Barack Obama: After weeks of polls showing a dead heat with Republican candidate Mitt Romney, President Obama cruised to a pretty sizable advantage in electoral votes, even with Florida still up in the air. His popular vote count, however, was lower at just 50 percent, and with the Republicans still in control of the House of Representatives, Obama's second term will be far from a cakewalk.

Medical Marijuana: Massachusetts voters approved Question 3, the medical marijuana law, by a wide margin this Election Day. It was another step in the more progressive direction laid out by the decriminalization law passed four years ago. One has to wonder if ballot questions like those that passed in Colorado and Washington this year, which legalized the recreational use of marijuana, are headed for the Bay State next time around.

Jim McGovern: Even though he was unopposed this year, Congressman McGovern was all over the Central Mass campaign scene this year. His office put its resources to work for a number of Democratic state candidates and added a hometown ground game to Elizabeth Warren's efforts in Worcester.
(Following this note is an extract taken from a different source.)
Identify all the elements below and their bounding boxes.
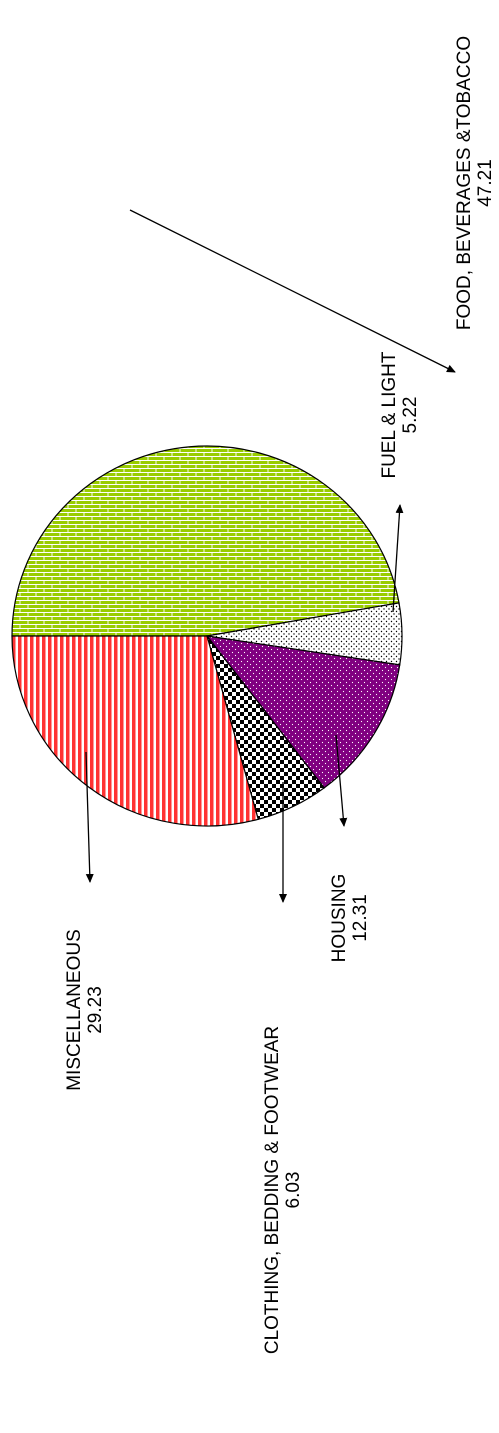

Voter Turnout: The biggest political stars this week were the Commonwealth's voters, who turned out in droves on Election Day. Secretary of State William Galvin projected turnout of more than 70 percent for the presidential election year, and while many voters faced long lines here in Worcester and elsewhere in the state, their sheer numbers left little doubt as to whether or not the citizenry is engaged in the political process. 


Scott Brown: Higher voter turnout brought in lower returns for now outgoing-Republican Senator Scott Brown. It seems his victory in 2010 may have been the product of circumstances, with the off-year election enabling his grassroots support to propel him to victory in heavily-Democratic Massachusetts. But with President Obama commanding a 20-plus point margin over former Governor Romney in his own home state, Brown's reelection effort was a long shot any way you look at it.

Mitt Romney: The former Governor was hearing it from both sides this Election Day. Pundits on the right were criticizing him for not being a conservative enough representative of the GOP before the polls were even closed, and he certainly fared no better with those on the left. The revelation that Romney had planned an eight-minute fireworks display in Boston to celebrate his victory on Tuesday night shows he was confident going into Election Day, but it seems American voters were less so.

Assisted Suicide: While Massachusetts voters were fine with medical marijuana, they drew the line at prescribing drugs to end life for patients with terminal diagnosis when they voted down Question 2 this week. The proposed law left open too many possibilities, and it will be interesting to see if it resurfaces four years from now in a different form on Bay State ballots.

Athena: Just when the region was recovering from last week's Hurricane Sandy, the Nor'easter rolled in to wreak havoc on Wednesday's afternoon commute. Worcester saw several pileups and a school bus end up in a backyard, reminding everyone that winter is coming, and it likely will not be as mild as last year.